Mary Margaret ‘Moo’ Anderson, Bay Area Philanthropist Who Transformed Stanford University’s Art Collection, Is Dead at 92

Mary Margaret "Moo" Anderson

Mary Margaret “Moo” Anderson.


Mary Margaret “Moo” Anderson, who collected modern and contemporary works with her husband Harry “Hunk” Anderson, died on Tuesday at age 92. The Bay Area couple appeared on the ARTnews Top 200 Collectors list together in 1996, 1997, and 2004, and Hunk, who died last year, was listed by himself from 1990 to 1994.

In 2011, the Andersons gifted the bulk of their 20th-century American art collection to Stanford University in California and supported the establishment of the Anderson Collection, which opened to the public three years later. The original donation included 121 works by 86 artists, among them pioneers like Helen Frankenthaler, Jackson Pollock, Agnes Martin, Joan Mitchell, Robert Motherwell, Frank Stella, and Wayne Thiebaud.

The Andersons also gave Stanford a large portion of their library of art books, catalogues, and ephemera, all of which are now housed in the university’s Denning Family Resource Center. “I think in order to enjoy art, you have to share it,” Moo once said.

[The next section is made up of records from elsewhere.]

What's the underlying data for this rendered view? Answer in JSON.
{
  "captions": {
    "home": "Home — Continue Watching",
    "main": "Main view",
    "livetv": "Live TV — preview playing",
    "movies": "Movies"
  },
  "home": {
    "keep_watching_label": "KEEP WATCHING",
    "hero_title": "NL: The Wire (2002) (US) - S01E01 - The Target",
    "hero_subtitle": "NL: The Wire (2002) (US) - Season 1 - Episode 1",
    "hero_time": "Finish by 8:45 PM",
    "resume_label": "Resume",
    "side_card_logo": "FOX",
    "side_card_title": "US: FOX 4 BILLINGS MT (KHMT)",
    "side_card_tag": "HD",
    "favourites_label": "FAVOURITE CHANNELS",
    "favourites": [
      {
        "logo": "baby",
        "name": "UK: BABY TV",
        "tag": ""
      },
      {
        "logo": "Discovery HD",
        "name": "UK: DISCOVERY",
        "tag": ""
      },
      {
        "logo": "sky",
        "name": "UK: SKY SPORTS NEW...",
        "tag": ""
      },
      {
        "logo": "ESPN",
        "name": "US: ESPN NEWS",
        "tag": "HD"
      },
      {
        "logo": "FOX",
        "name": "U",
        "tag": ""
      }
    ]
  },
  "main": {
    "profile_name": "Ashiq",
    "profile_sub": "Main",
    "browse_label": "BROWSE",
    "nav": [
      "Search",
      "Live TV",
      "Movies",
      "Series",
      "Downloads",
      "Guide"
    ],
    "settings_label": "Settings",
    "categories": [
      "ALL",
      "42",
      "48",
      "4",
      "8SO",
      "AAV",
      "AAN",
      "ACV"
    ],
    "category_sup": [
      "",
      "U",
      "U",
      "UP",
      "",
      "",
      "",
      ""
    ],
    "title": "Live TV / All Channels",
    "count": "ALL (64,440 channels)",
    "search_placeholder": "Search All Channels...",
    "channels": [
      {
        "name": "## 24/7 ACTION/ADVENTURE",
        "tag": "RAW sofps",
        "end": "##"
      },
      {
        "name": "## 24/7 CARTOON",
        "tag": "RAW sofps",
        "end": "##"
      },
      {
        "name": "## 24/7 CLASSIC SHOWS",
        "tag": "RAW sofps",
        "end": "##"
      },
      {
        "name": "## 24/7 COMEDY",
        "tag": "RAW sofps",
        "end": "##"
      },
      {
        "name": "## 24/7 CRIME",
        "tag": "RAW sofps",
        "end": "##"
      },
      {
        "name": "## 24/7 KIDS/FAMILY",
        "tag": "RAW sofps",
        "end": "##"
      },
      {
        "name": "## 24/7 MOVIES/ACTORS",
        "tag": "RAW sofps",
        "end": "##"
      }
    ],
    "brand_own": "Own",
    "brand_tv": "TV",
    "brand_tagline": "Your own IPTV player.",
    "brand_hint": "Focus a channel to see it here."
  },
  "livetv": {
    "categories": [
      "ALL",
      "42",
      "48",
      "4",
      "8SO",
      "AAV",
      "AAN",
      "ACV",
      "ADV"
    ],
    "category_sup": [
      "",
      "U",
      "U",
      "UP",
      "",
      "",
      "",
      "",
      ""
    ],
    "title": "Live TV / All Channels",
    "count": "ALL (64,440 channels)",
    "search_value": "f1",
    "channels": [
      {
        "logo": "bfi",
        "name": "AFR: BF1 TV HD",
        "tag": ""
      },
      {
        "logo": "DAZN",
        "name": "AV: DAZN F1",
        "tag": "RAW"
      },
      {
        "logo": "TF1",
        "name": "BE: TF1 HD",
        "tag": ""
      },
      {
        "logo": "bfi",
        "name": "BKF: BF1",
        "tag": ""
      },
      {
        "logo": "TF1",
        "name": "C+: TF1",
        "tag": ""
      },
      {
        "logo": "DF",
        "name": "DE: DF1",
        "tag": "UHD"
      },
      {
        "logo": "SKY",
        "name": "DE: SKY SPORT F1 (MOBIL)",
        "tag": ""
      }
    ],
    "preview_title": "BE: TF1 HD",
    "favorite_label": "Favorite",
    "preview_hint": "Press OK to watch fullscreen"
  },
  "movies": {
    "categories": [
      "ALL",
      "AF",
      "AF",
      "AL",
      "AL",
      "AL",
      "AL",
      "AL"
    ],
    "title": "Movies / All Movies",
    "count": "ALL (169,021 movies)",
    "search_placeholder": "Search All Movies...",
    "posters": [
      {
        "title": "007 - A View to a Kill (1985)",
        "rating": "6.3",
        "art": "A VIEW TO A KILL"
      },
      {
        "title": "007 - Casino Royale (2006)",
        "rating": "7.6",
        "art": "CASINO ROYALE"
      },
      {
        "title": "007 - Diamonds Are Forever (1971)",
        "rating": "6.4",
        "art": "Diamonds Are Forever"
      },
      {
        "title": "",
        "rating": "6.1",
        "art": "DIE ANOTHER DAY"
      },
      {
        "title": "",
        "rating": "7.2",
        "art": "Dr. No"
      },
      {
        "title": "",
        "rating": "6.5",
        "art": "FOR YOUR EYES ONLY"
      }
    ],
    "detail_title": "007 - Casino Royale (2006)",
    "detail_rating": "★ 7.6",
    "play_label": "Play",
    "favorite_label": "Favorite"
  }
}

Born in Boston in 1926, Moo met Hunk after graduating from D’Youville College in Buffalo, New York. After they were married, they lived in Ohio before departing for the San Francisco Bay Area to open the headquarters for Hunk’s food service company, Saga Corporation, in 1964. The couple turned their attention to collecting shortly after arriving in California, working closely with artist and Stanford professor Nathan Oliveira and the art historian Albert Elsen.

Moo remained involved in the Anderson Collection following Hunk’s death. In recent years, she and her daughter Mary Patricia “Putter” Anderson Pence also collected work by emerging artists.

At Christie’s postwar and contemporary evening sale in November 2018, several works from the Andersons’ collection hit the block: Vija Celmins’s graphite on paper Star Field 1 (1981–82) sold for $2.41 million and a Philip Guston work of the same medium, Window (1969–70), sold for $3.13 million.

Stanford president Marc Tessier-Lavigne said in a statement, “Moo Anderson will forever be remembered for her love of art, but also for her love of sharing art. She opened her home so that students could have that same experience of looking and learning about art. We are so deeply grateful that Moo and Hunk trusted Stanford to be stewards of their remarkable collection and enable people of all ages to experience it on a daily basis.”

Jason Linetzky, director of the Anderson Collection, added, “Moo’s gifts of passion, of warmth and of believing that great art belongs to the world will forever energize the collection and the students and guests who visit and learn from it.”